South Africa’s deteriorating financial position, particularly its regular budget deficits, threatens to drive inflation higher and force the Reserve Bank to keep interest rates higher for longer.
The National Treasury revealed that South Africa recorded its largest budget deficit since at least 2004, sending the rand crashing and lowering demand for government bonds.
Data released by the National Treasury on Wednesday showed that the budget moved to a deficit of R143.8 billion for July.
It is the largest deficit since 2004 and wider than the R115.5 billion forecast by economists. There was a surplus of R36.7 billion in June.
Speaking to lawmakers last week, South African Reserve Bank (SARB) Governor Lesetja Kganyago said it was essential that the country reduced fiscal risks.
In June, the bank expressed concern about a growing reluctance from local investors to continue absorbing government issuance.
Demand at Tuesday’s government bond auction was the lowest in nearly two years, based on data compiled by Bloomberg. Bidding was weakest for the longest-dated 2048 notes.
South Africa’s current debt-to-gross domestic product (GDP) ratio is 73%. In nominal terms, the country owes around R5 trillion.
The situation is set to become much worse as the country’s fiscal deficit this year will be around 6% of GDP.
Fiscal deficit is the term used to describe a shortfall in the government’s income compared to its spending.
In South Africa, the state is spending far more than it gets in, which means it has a growing fiscal deficit and needs to borrow money to make ends meet.
Speaking at the SARB’s biennial conference last week, the Bank for International Settlements (BIS) head of emerging markets, Fabrizio Zampolli, wanted that unsustainable public finances can amplify financial instability and drive inflation higher.
“Persistent fiscal deficit can put upward pressure on inflation,” he said. “The fact that this does not happen depends on central bank independence and credibility, as well as government prudence in ensuring fiscal stability.”
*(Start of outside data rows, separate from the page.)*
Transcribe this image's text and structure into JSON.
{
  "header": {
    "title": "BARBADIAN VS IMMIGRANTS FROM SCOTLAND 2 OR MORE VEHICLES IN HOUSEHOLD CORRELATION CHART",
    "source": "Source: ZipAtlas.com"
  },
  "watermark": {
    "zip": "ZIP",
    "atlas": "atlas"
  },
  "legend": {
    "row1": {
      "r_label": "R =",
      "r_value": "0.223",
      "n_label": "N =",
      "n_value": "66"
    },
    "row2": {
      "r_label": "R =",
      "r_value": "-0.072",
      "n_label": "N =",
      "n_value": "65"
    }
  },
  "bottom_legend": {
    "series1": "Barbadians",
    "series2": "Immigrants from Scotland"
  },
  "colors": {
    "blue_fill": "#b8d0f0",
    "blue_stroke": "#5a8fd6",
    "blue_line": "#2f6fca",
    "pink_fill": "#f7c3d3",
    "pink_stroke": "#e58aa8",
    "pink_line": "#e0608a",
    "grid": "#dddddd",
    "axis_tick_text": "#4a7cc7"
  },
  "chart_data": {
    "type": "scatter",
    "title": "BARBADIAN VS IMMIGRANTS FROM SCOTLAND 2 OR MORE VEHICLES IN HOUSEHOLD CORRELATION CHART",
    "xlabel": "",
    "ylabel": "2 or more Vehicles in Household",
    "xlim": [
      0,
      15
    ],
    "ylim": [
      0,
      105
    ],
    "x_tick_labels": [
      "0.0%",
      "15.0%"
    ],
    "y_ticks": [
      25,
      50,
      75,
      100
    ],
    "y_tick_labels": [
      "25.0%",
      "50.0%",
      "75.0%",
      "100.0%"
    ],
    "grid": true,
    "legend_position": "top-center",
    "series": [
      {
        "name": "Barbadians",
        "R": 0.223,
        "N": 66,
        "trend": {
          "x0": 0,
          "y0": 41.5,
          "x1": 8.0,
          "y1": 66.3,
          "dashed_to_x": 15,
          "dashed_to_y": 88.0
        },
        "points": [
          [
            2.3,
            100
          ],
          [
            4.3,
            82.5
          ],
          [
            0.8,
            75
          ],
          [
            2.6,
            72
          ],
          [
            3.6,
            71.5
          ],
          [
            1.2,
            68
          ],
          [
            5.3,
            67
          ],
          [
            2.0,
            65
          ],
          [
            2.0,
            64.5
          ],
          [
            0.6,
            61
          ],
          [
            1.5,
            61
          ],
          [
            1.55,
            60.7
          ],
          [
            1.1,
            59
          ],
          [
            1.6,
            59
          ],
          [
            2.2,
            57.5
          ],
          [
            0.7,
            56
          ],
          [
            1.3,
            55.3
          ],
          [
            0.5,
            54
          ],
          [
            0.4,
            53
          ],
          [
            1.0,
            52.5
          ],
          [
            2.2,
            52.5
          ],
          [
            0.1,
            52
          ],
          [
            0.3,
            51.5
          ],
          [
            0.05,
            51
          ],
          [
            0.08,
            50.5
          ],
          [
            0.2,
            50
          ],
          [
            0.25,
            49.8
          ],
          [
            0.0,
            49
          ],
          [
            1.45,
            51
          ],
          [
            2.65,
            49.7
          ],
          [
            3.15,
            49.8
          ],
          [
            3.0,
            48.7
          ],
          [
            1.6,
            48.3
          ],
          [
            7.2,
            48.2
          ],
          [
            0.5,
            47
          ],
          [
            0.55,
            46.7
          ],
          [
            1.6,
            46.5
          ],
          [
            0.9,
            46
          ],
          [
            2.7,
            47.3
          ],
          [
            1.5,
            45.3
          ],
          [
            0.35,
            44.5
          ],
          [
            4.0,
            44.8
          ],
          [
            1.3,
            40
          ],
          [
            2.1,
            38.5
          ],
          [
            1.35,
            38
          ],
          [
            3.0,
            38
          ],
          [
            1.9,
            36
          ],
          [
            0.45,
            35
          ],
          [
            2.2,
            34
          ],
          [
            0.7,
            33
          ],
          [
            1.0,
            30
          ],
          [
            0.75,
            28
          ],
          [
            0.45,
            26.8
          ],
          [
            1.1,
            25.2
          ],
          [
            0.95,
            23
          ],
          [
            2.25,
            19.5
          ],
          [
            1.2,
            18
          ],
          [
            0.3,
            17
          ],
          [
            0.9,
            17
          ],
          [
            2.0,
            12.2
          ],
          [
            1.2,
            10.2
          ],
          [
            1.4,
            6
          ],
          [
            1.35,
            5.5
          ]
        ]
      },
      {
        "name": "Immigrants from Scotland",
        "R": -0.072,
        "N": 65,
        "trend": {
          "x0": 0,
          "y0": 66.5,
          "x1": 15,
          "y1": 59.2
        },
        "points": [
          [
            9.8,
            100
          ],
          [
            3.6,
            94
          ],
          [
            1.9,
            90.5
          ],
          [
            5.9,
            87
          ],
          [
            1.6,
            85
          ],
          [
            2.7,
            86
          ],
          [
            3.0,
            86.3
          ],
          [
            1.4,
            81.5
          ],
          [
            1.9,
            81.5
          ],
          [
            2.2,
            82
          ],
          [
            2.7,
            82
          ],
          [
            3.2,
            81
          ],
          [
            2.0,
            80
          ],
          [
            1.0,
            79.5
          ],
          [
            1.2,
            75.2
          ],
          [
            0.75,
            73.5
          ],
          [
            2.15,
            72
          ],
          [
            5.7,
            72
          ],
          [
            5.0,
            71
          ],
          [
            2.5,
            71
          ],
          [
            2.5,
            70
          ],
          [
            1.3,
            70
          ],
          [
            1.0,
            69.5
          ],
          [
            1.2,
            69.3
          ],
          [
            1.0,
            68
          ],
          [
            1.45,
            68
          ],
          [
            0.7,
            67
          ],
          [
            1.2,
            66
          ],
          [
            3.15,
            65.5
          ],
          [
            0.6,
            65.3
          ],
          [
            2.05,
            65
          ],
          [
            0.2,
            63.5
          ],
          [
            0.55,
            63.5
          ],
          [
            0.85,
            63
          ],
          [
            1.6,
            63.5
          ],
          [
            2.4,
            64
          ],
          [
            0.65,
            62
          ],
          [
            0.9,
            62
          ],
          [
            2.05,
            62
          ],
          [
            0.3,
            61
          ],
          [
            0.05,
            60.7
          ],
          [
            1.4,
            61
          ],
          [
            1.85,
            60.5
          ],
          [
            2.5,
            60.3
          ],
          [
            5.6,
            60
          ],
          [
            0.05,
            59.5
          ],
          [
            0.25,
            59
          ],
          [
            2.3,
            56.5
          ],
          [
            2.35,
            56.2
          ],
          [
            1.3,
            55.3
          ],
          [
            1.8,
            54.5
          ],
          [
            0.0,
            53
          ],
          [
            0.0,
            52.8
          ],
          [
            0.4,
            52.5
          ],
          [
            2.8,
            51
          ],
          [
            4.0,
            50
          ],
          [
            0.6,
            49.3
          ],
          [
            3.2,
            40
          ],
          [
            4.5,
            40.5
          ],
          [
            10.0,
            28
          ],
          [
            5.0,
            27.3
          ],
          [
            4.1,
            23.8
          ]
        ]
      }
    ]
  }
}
Inflationary effects are more significant when a country’s fiscal regime is less concerned with fiscal sustainability, and the impact of fiscal stimulus is much higher in emerging markets like South Africa than in developed economies.
“The effects are bigger in emerging markets because interest rate hikes tend to increase sovereign risk when a country already has a high level of debt.”
Zampolli’s concerns echo those of Efficient Group chief economist Dawie Roodt, who warned that South Africa’s deficit and debt levels are approaching dangerous territory.
“Revenue is under pressure, and the state’s expenses are bigger than the Finance Minister initially expected,” Roodt said.
At the current trajectory, Roodt expects the debt-to-GDP ratio to reach 76% in the current financial year and increase to 80% the year after that.
“A debt-to-GDP ratio of 80% for South Africa is getting into dangerous territory,” Roodt warned.
The growing debt levels mean South Africa is spending more money on servicing the interest on state debt. It will ultimately result in high inflation levels, stifling economic growth.
“Very soon, the private sector is going to demand much higher returns on the increasing risk for funding the growing state debt,” Roodt said.
“Even the South African Reserve Bank is concerned about the growing amount of state debt the banking sector is funding.”